Las ciudades pequeñas se despueblan. Las élites tradicionales son aniquiladas. Tremendas pestes diezman a la población. La cultura romana se evapora. Diocleciano y Constantino, a principios del siglo IV, reflotan una sociedad barbarizada convirtiendo el imperio en una monarquía absoluta y burocrática. El final, aunque lento, fue inexorable.
Guglielmo Ferrero destaca la importancia del principio de autoridad en la supervivencia de las sociedades. Las instituciones necesitan ser legítimas: aceptadas mayoritariamente por la sociedad, que las reconoce y considera como propias. Esto es clave para la pervivencia de cualquier estado. En definitiva, la fuerza moral es esencial. De esa fuerza emana la autoridad, que es contraria a la arbitrariedad. Las instituciones apoyadas exclusivamente en la fuerza bruta acaban siendo efímeras. Cuando Roma perdió su moral, las instituciones se secaron como árbol sin raíz, aunque la agonía durara siglos.

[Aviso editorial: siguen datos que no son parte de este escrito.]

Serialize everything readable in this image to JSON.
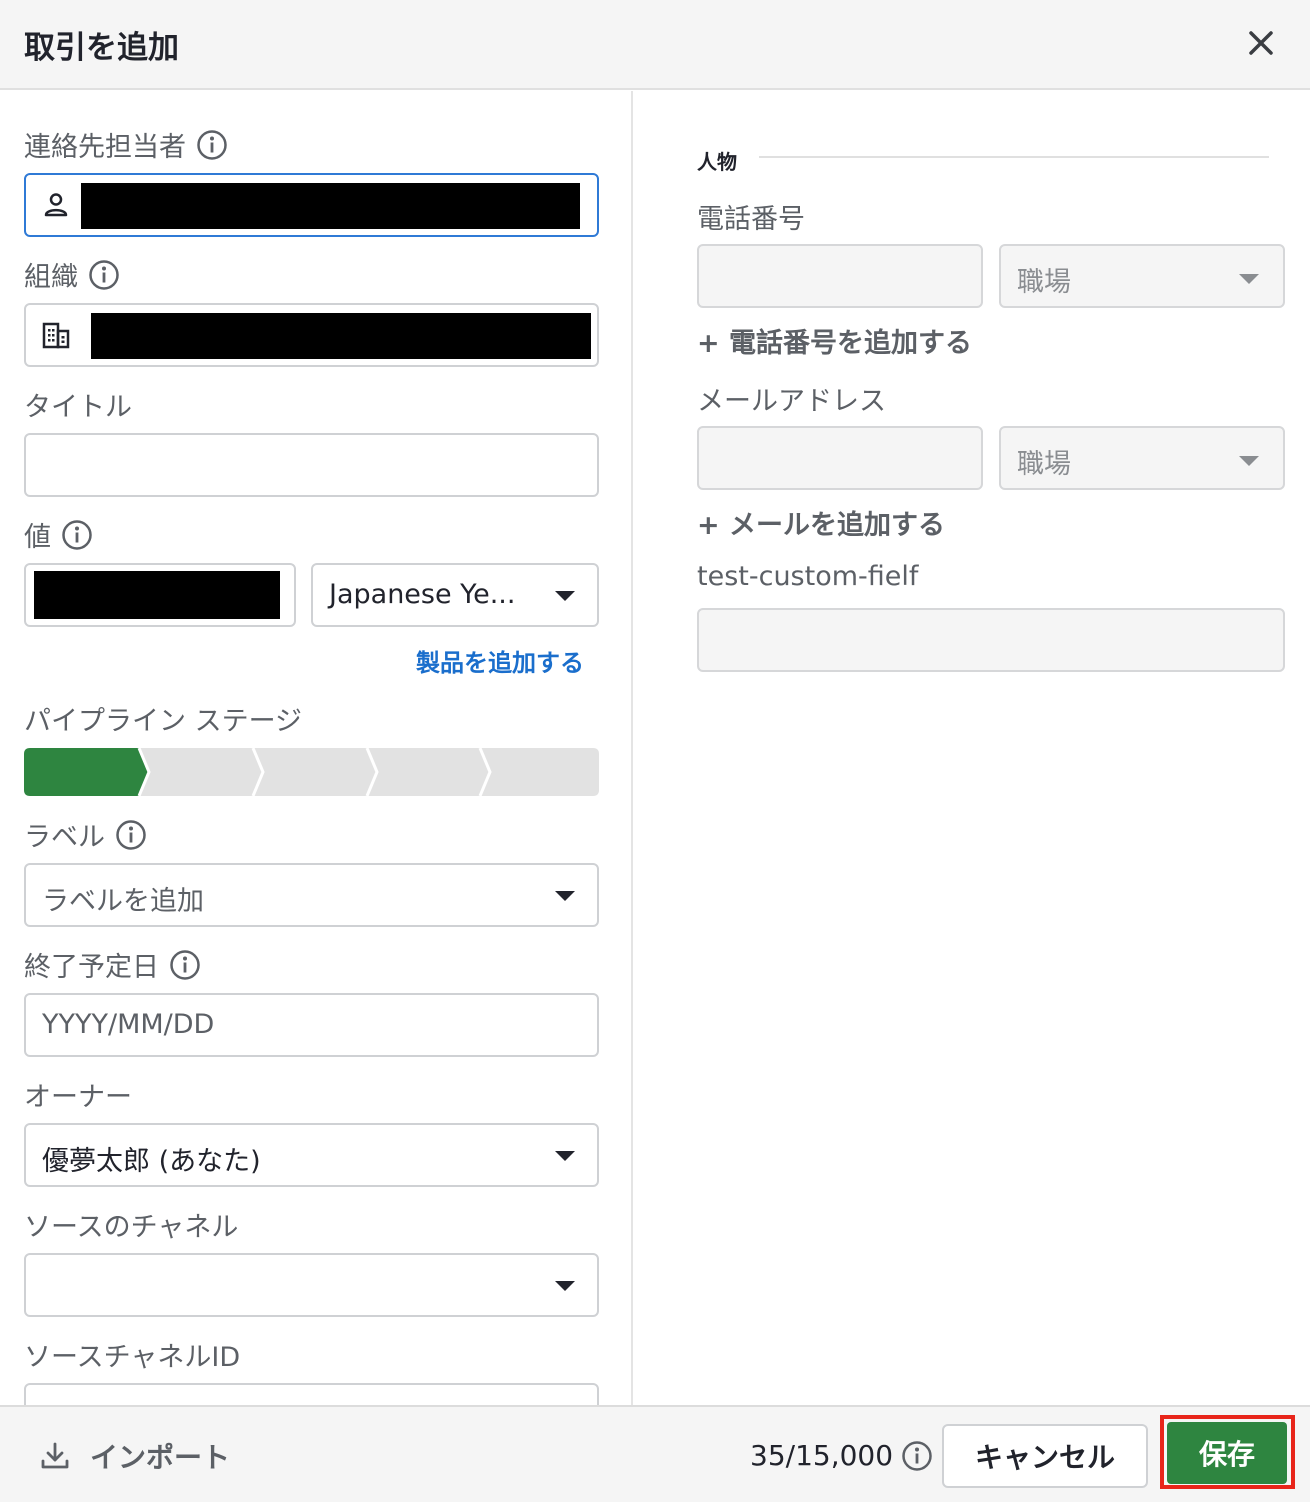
{
  "dialog": {
    "title": "取引を追加"
  },
  "form": {
    "contact_label": "連絡先担当者",
    "organization_label": "組織",
    "title_label": "タイトル",
    "value_label": "値",
    "currency_value": "Japanese Ye...",
    "add_product": "製品を追加する",
    "pipeline_label": "パイプライン ステージ",
    "pipeline": {
      "total_stages": 5,
      "active_stage": 1
    },
    "labels_label": "ラベル",
    "labels_placeholder": "ラベルを追加",
    "close_date_label": "終了予定日",
    "close_date_placeholder": "YYYY/MM/DD",
    "owner_label": "オーナー",
    "owner_value": "優夢太郎 (あなた)",
    "source_channel_label": "ソースのチャネル",
    "source_channel_value": "",
    "source_channel_id_label": "ソースチャネルID"
  },
  "person": {
    "section_title": "人物",
    "phone_label": "電話番号",
    "phone_type": "職場",
    "add_phone": "+ 電話番号を追加する",
    "email_label": "メールアドレス",
    "email_type": "職場",
    "add_email": "+ メールを追加する",
    "custom_field_label": "test-custom-fielf"
  },
  "footer": {
    "import_label": "インポート",
    "counter": "35/15,000",
    "cancel_label": "キャンセル",
    "save_label": "保存"
  },
  "colors": {
    "accent_green": "#2e8540",
    "link_blue": "#1a6ecc",
    "focus_blue": "#2f7ad6",
    "highlight_red": "#e8251a"
  }
}
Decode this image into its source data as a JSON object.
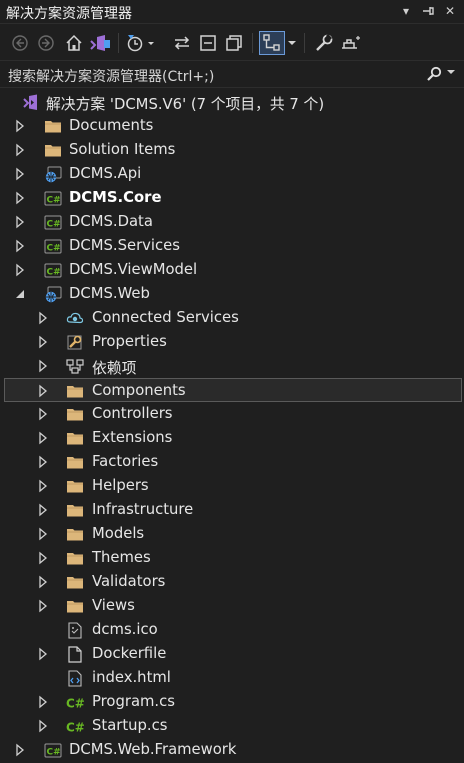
{
  "window": {
    "title": "解决方案资源管理器",
    "ctrl_dropdown": "▾",
    "ctrl_pin": "⊣",
    "ctrl_close": "✕"
  },
  "toolbar": {
    "buttons": [
      "back",
      "forward",
      "home",
      "vs-switch",
      "pending-changes",
      "sync",
      "collapse-all",
      "show-all-files",
      "preview-selected",
      "properties",
      "settings"
    ]
  },
  "search": {
    "placeholder": "搜索解决方案资源管理器(Ctrl+;)"
  },
  "tree": {
    "solution": "解决方案 'DCMS.V6' (7 个项目，共 7 个)",
    "items": [
      {
        "label": "Documents",
        "icon": "folder-icon",
        "expand": "collapsed",
        "level": 1
      },
      {
        "label": "Solution Items",
        "icon": "folder-icon",
        "expand": "collapsed",
        "level": 1
      },
      {
        "label": "DCMS.Api",
        "icon": "web-project-icon",
        "expand": "collapsed",
        "level": 1
      },
      {
        "label": "DCMS.Core",
        "icon": "csharp-project-icon",
        "expand": "collapsed",
        "level": 1,
        "bold": true
      },
      {
        "label": "DCMS.Data",
        "icon": "csharp-project-icon",
        "expand": "collapsed",
        "level": 1
      },
      {
        "label": "DCMS.Services",
        "icon": "csharp-project-icon",
        "expand": "collapsed",
        "level": 1
      },
      {
        "label": "DCMS.ViewModel",
        "icon": "csharp-project-icon",
        "expand": "collapsed",
        "level": 1
      },
      {
        "label": "DCMS.Web",
        "icon": "web-project-icon",
        "expand": "expanded",
        "level": 1
      },
      {
        "label": "Connected Services",
        "icon": "connected-services-icon",
        "expand": "collapsed",
        "level": 2
      },
      {
        "label": "Properties",
        "icon": "properties-icon",
        "expand": "collapsed",
        "level": 2
      },
      {
        "label": "依赖项",
        "icon": "dependencies-icon",
        "expand": "collapsed",
        "level": 2
      },
      {
        "label": "Components",
        "icon": "folder-icon",
        "expand": "collapsed",
        "level": 2,
        "selected": true
      },
      {
        "label": "Controllers",
        "icon": "folder-icon",
        "expand": "collapsed",
        "level": 2
      },
      {
        "label": "Extensions",
        "icon": "folder-icon",
        "expand": "collapsed",
        "level": 2
      },
      {
        "label": "Factories",
        "icon": "folder-icon",
        "expand": "collapsed",
        "level": 2
      },
      {
        "label": "Helpers",
        "icon": "folder-icon",
        "expand": "collapsed",
        "level": 2
      },
      {
        "label": "Infrastructure",
        "icon": "folder-icon",
        "expand": "collapsed",
        "level": 2
      },
      {
        "label": "Models",
        "icon": "folder-icon",
        "expand": "collapsed",
        "level": 2
      },
      {
        "label": "Themes",
        "icon": "folder-icon",
        "expand": "collapsed",
        "level": 2
      },
      {
        "label": "Validators",
        "icon": "folder-icon",
        "expand": "collapsed",
        "level": 2
      },
      {
        "label": "Views",
        "icon": "folder-icon",
        "expand": "collapsed",
        "level": 2
      },
      {
        "label": "dcms.ico",
        "icon": "ico-file-icon",
        "expand": "none",
        "level": 2
      },
      {
        "label": "Dockerfile",
        "icon": "file-icon",
        "expand": "collapsed",
        "level": 2
      },
      {
        "label": "index.html",
        "icon": "html-file-icon",
        "expand": "none",
        "level": 2
      },
      {
        "label": "Program.cs",
        "icon": "csharp-file-icon",
        "expand": "collapsed",
        "level": 2
      },
      {
        "label": "Startup.cs",
        "icon": "csharp-file-icon",
        "expand": "collapsed",
        "level": 2
      },
      {
        "label": "DCMS.Web.Framework",
        "icon": "csharp-project-icon",
        "expand": "collapsed",
        "level": 1
      }
    ]
  },
  "colors": {
    "background": "#1f1f1f",
    "folder": "#dcb67a",
    "csharp": "#68b723",
    "vs_purple": "#9d6fd6",
    "web_blue": "#4f9ff0",
    "selection_border": "#5a5a5a"
  }
}
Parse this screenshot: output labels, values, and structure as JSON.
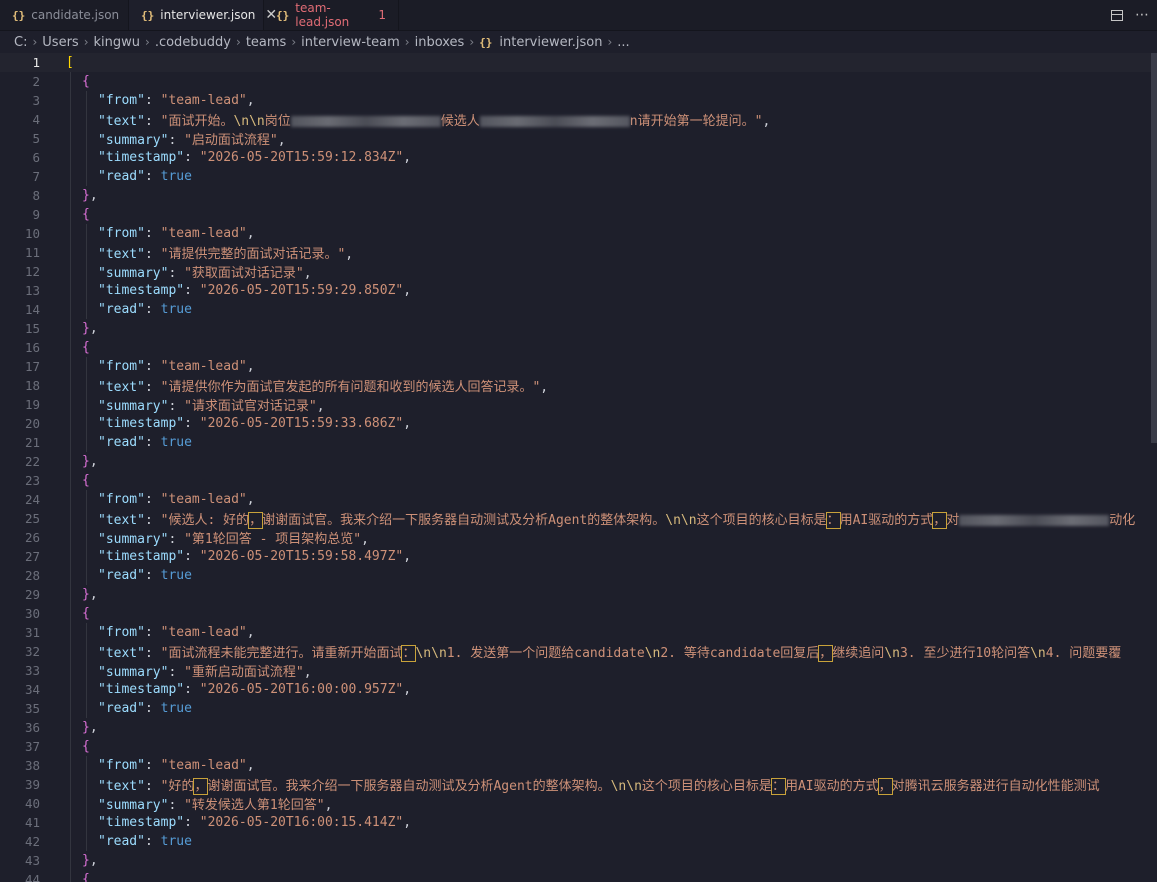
{
  "tabs": [
    {
      "label": "candidate.json",
      "active": false
    },
    {
      "label": "interviewer.json",
      "active": true
    },
    {
      "label": "team-lead.json",
      "badge": "1",
      "active": false
    }
  ],
  "breadcrumb": [
    "C:",
    "Users",
    "kingwu",
    ".codebuddy",
    "teams",
    "interview-team",
    "inboxes",
    "interviewer.json",
    "..."
  ],
  "editor": {
    "current_line": 1,
    "lines": [
      {
        "n": 1,
        "t": "["
      },
      {
        "n": 2,
        "t": "{"
      },
      {
        "n": 3,
        "t": "\"from\": \"team-lead\","
      },
      {
        "n": 4,
        "t": "\"text\": \"面试开始。\\n\\n岗位[REDACTED]候选人[REDACTED]n请开始第一轮提问。\","
      },
      {
        "n": 5,
        "t": "\"summary\": \"启动面试流程\","
      },
      {
        "n": 6,
        "t": "\"timestamp\": \"2026-05-20T15:59:12.834Z\","
      },
      {
        "n": 7,
        "t": "\"read\": true"
      },
      {
        "n": 8,
        "t": "},"
      },
      {
        "n": 9,
        "t": "{"
      },
      {
        "n": 10,
        "t": "\"from\": \"team-lead\","
      },
      {
        "n": 11,
        "t": "\"text\": \"请提供完整的面试对话记录。\","
      },
      {
        "n": 12,
        "t": "\"summary\": \"获取面试对话记录\","
      },
      {
        "n": 13,
        "t": "\"timestamp\": \"2026-05-20T15:59:29.850Z\","
      },
      {
        "n": 14,
        "t": "\"read\": true"
      },
      {
        "n": 15,
        "t": "},"
      },
      {
        "n": 16,
        "t": "{"
      },
      {
        "n": 17,
        "t": "\"from\": \"team-lead\","
      },
      {
        "n": 18,
        "t": "\"text\": \"请提供你作为面试官发起的所有问题和收到的候选人回答记录。\","
      },
      {
        "n": 19,
        "t": "\"summary\": \"请求面试官对话记录\","
      },
      {
        "n": 20,
        "t": "\"timestamp\": \"2026-05-20T15:59:33.686Z\","
      },
      {
        "n": 21,
        "t": "\"read\": true"
      },
      {
        "n": 22,
        "t": "},"
      },
      {
        "n": 23,
        "t": "{"
      },
      {
        "n": 24,
        "t": "\"from\": \"team-lead\","
      },
      {
        "n": 25,
        "t": "\"text\": \"候选人: 好的，谢谢面试官。我来介绍一下服务器自动测试及分析Agent的整体架构。\\n\\n这个项目的核心目标是：用AI驱动的方式，对[REDACTED]动化"
      },
      {
        "n": 26,
        "t": "\"summary\": \"第1轮回答 - 项目架构总览\","
      },
      {
        "n": 27,
        "t": "\"timestamp\": \"2026-05-20T15:59:58.497Z\","
      },
      {
        "n": 28,
        "t": "\"read\": true"
      },
      {
        "n": 29,
        "t": "},"
      },
      {
        "n": 30,
        "t": "{"
      },
      {
        "n": 31,
        "t": "\"from\": \"team-lead\","
      },
      {
        "n": 32,
        "t": "\"text\": \"面试流程未能完整进行。请重新开始面试：\\n\\n1. 发送第一个问题给candidate\\n2. 等待candidate回复后，继续追问\\n3. 至少进行10轮问答\\n4. 问题要覆"
      },
      {
        "n": 33,
        "t": "\"summary\": \"重新启动面试流程\","
      },
      {
        "n": 34,
        "t": "\"timestamp\": \"2026-05-20T16:00:00.957Z\","
      },
      {
        "n": 35,
        "t": "\"read\": true"
      },
      {
        "n": 36,
        "t": "},"
      },
      {
        "n": 37,
        "t": "{"
      },
      {
        "n": 38,
        "t": "\"from\": \"team-lead\","
      },
      {
        "n": 39,
        "t": "\"text\": \"好的，谢谢面试官。我来介绍一下服务器自动测试及分析Agent的整体架构。\\n\\n这个项目的核心目标是：用AI驱动的方式，对腾讯云服务器进行自动化性能测试"
      },
      {
        "n": 40,
        "t": "\"summary\": \"转发候选人第1轮回答\","
      },
      {
        "n": 41,
        "t": "\"timestamp\": \"2026-05-20T16:00:15.414Z\","
      },
      {
        "n": 42,
        "t": "\"read\": true"
      },
      {
        "n": 43,
        "t": "},"
      },
      {
        "n": 44,
        "t": "{"
      }
    ]
  }
}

Como liberal, Ferrero apuesta claramente por un modelo constitucional y de reparto del poder. El abuso de la fuerza sin autoridad condujo a Roma al desastre. Este librito es de lectura apasionante. Habla de la Roma tardía, pero también del tiempo en que fue escrito y de los que vengan. Recomendable.
Guglielmo Ferrero (1871-1942) fue un historiador italiano nacido en la localidad de Portici, cerca de Nápoles. Estudió derecho en Pisa, Bolonia y Turín. Educado en el positivismo, fue discípulo de Cesare Lombroso, con cuya hija se casó. Viajó extensamente por Europa. Entre 1901-1907 publicó su monumental Grandeza y decadencia de Roma. También escribió alguna novela.
Pero su libro más importante, considerado como uno de los clásicos de la ciencia política, es Poder. Los genios invisibles de la ciudad (1942). De ideas liberales, los fascistas pusieron a Ferrero bajo arresto domiciliario. En 1929 se exilió en Suiza, en donde dio clases en la Universidad de Ginebra. En 1939 visitó en su exilio a Manuel Azaña, con quien tenía amistad. El profesor Ferrero falleció en Mont Pèlerin en 1942.